Cuando Lee Harvey Oswald perpetró la peor acción de su vida,
el 22 de noviembre de 1963, no sólo causó la viudez de Jacqueline Bouvier y la
orfandad de los pequeños Caroline y John, sino que también dejó en completo
desamparo a un canario, dos pericos, cuatro caballos, dos hamsters, un conejo,
un gato y ocho perros. De entonces a la fecha, las familias presidenciales de
Estados Unidos han ido reduciendo en forma significativa el número de sus
mascotas. La tribu de los Clinton estaba compuesta por tres humanos (Bill,
Hillary y Chelsea), un perro (Buddy) y un gato (Socks); sus
sucesores en la Casa Blanca gustan de exhibir, en sus desplazamientos, a los
caninos Barney,
de la raza terrier, y Spot,
un springer spaniel.
Durante un periodo de su infancia, el actual presidente no
sentía mucho aprecio por los animales, acaso porque él mismo no tenía gran cosa
que hacer, en términos afectivos, en su entorno familiar: papá George vivía
ocupado en las truculencias empresariales y políticas, en tanto que mamá
Barbara se encontraba anímicamente postrada por la enfermedad de la hermanita
Robin, quien, a la postre, murió de leucemia. Tal vez por eso, el niño George
Walker se divertía, según biografías no autorizadas, introduciendo cohetes en
ranas vivas y haciéndolas reventar, con un resultado más o menos gelatinoso,
semejante al que produce un misil crucero en un organismo humano.

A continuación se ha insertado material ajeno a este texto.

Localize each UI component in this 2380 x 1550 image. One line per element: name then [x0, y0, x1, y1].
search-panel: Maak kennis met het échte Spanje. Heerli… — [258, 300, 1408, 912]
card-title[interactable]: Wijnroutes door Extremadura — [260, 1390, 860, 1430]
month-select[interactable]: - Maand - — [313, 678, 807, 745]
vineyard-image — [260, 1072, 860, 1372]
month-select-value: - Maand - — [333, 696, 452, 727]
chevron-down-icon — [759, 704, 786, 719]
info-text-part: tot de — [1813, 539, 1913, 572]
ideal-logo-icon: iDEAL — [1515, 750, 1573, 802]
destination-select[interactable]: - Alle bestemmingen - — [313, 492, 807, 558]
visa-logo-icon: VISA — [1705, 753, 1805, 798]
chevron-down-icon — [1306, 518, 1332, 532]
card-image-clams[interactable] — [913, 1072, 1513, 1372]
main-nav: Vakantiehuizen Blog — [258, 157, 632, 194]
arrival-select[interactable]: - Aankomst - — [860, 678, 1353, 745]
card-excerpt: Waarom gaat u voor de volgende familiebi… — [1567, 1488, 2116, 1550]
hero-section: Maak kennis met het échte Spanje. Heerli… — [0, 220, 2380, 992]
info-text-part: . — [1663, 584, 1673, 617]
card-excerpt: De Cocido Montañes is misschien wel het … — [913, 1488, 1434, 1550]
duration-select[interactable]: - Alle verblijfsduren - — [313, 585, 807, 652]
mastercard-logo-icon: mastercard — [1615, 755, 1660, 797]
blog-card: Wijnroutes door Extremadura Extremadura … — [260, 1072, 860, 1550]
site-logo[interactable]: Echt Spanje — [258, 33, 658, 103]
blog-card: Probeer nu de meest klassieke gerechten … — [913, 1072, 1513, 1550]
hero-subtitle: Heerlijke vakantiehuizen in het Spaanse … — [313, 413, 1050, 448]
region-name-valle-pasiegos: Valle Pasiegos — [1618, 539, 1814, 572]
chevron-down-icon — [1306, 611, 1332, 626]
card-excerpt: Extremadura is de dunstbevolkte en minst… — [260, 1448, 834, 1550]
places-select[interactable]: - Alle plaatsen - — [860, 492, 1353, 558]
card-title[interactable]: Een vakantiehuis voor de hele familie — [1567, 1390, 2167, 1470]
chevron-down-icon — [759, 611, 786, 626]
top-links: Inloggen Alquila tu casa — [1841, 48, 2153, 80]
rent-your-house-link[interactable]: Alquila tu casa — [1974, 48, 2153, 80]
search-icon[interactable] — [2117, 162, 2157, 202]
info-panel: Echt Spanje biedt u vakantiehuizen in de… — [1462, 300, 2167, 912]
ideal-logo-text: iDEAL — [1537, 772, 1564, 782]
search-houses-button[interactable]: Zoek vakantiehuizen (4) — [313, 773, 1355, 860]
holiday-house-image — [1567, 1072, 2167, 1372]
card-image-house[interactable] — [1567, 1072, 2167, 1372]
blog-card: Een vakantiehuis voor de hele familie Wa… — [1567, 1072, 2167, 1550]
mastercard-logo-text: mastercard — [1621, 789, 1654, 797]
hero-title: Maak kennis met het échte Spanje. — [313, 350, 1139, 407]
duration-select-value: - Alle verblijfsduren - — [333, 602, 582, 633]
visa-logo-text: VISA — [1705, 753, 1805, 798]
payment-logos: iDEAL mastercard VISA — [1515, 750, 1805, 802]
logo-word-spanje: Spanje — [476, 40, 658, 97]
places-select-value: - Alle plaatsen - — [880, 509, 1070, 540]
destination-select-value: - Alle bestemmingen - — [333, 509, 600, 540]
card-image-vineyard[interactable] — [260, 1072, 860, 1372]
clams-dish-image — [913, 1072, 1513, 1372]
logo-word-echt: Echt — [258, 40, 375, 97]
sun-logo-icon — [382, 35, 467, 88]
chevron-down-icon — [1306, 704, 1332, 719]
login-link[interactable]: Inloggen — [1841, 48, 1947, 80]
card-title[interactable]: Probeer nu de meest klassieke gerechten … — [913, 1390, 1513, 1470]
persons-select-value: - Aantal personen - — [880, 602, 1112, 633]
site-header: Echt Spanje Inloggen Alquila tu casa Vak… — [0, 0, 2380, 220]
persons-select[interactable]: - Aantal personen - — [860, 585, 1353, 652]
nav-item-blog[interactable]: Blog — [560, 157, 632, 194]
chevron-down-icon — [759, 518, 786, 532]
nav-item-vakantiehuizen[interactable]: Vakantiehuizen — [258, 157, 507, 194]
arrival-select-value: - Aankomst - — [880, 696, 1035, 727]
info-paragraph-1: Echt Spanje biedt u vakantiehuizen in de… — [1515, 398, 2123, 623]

Es posible que George Walker haya corregido esas tendencias
como consecuencia de un fuerte regaño paterno. Más tarde, de todos modos, en
sus tiempos de estudiante universitario, y con sus actitudes delictivas y
antisociales (robar, emborracharse, manejar en estado de ebriedad, provocar
amenazas de expulsión en Harvard) se dedicó a hacer en la buena imagen de la
familia lo que antes había practicado en las ranas. En algún momento de su
vida, el muchacho se volvió formal y cambió su dichosa embriaguez y su
peligroso estilo de manejo por una fobia antialcohólica y un culto tan férreo a
la severidad de los castigos legales que se tornó partidario casi fanático de
la pena de muerte.
Papá Bush llegó a la Casa Blanca acompañado de mamá Barbara y
de una springer spaniel de nombre Millie, cuya semblanza (Millie's
Book, William Morrow & Co., 1990), escrita por la entonces primera
dama, vendió muchos más ejemplares que la autobiografía del marido. Para el
joven Bush, Millie debe
haber sido una influencia política importante pues, una década más tarde,
cuando le llegó el turno de despachar en el local de la avenida Pennsylvania,
escogió a uno de la misma raza (Spot) como uno de sus dos perros
presidenciales. El otro, Barney, que demostró ser muy
fotogénico, mitigó un poco la alicaída imagen presidencial en el aburrido limbo
político que imperó entre enero y septiembre de 2001, cuando ser presidente de
Estados Unidos había dejado de tener importancia.
Con todo, y pese a su conversión y a su actual afecto por los
perros, George W. Bush no ha sido abandonado por las ansias de hacer explotar
organismos vivos. Hoy en día dispone, para ello, de juguetes mucho más
sofisticados que los petardos de su infancia desgraciada: tiene bajo su mando
el arsenal más vasto de la historia humana y para ponerlo a prueba anda en
busca de una buena dotación de cuerpos humanos: decenas o centenas de miles, si
es posible, y entre los cuales, para colmo, es probable que no se encuentre el
de Saddam Hussein, quien funge por ahora como el objeto de sus obsesiones
destripadoras.
Y ayer en la mañana, cuando desayunábamos y comentábamos las
últimas noticias, Virginia tuvo una idea que podría ser providencial, aun a
riesgo de resultar irritante para los más resueltos defensores de los animales:
ahora que a Bush las cosas se le ponen difíciles --porque una buena parte de la
humanidad se empecina en decirle al presidente de Estados Unidos que la
destrucción de personas vivas no es cosa de juego--, tal vez pudiera encerrarse
en su rancho de Texas, gritar su rabia a todo pulmón y matar a balazos a sus
perros. Así podría canalizar su furia destructora, experimentar una fuerte
catarsis afectiva y permitir que el resto del mundo respire hondo y con enorme
alivio. A cambio de ese desahogo, muchos partidarios de la paz mundial
estaríamos dispuestos a honrar afectuosamente, y durante muchos años, la
memoria de Barney y Spot,
las mascotas mártires. Sería bueno que el Papa, empeñado como está en evitar la
catástrofe, le comunicara la propuesta.